Tolkien gave us two distinct Elvish words for “hope.” The first is Amdir, meaning “looking up”: an expectation of good that, though uncertain, has some foundation in what is known. The second is Estel, often translated as “trust.” Estel is unfounded hope, unreasonable hope, hope beyond hope. It rests not on the known, but on something deeper, what Finrod calls “our nature and first being.”
Vaclav Havel was pointing at the same thing when he wrote: “Hope is not the conviction that something will turn out well, but the certainty that something makes sense, regardless of how things turn out.” That, to me, is Estel.
Estel is the hope that approaches the impossible as merely the not-yet-possible. As an old Indian proverb has it, “What is hard takes time, what is impossible simply takes a little longer.” That is why fairy tales may be our best instrument for making the impossible possible: because they break the formula.

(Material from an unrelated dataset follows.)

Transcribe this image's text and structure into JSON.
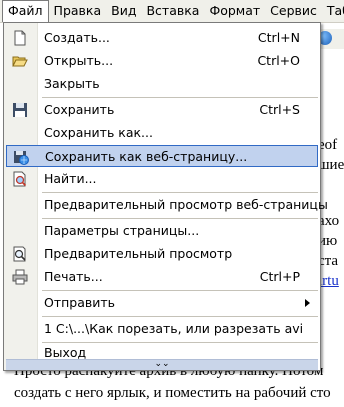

Einstein understood this. “If you want your children to be intelligent, read them fairy tales,” he reportedly said.
Breaking the formula is a different kind of organizing principle. Not deterministic, but generative. It produces the possible out of the impossible, by refusing the myth of the impossible.
Many people today hope that AI is the universal formula, the master algorithm that will eventually solve all our problems. That is Amdir, and Amdir has its place: the complicated does bend to calculation. But the complex does not. And facing the complex, personally and as a civilization, Amdir has no purchase. Only Estel does.
For Carlos Castaneda’s Don Juan, the will is what you use to win a battle that, by every rational measure, you ought to lose. This is a kind of madness which, if one is lucky enough, eventually gets reframed as the brilliance of a genius ahead of their time. The crazy ones, courageous enough to see life as a fairy tale and to break the formula. Those who hope beyond hope and embrace Estel.
But as long as X is complex rather than merely complicated, the formula for X will only give you bland mediocrity. Breaking it without wisdom is just another formula in disguise.
The famous Serenity Prayer asks for “the serenity to accept the things I cannot change, the courage to change the things I can, and the wisdom to know the difference.”
In the age of AI, wisdom is knowing when to follow the pattern and when to break it. Knowing when there is a formula and when there isn’t. Knowing when Amdir suffices and when only Estel will do.
Because technology is How. Not Why or What. AI scales both our capabilities and our risks. Its formulas are extraordinarily powerful for the complicated and wrong for the complex.
When complexity arrives, set down the hammer. Release the arrow. Let it surprise you. Like a raindrop falling from a leaf.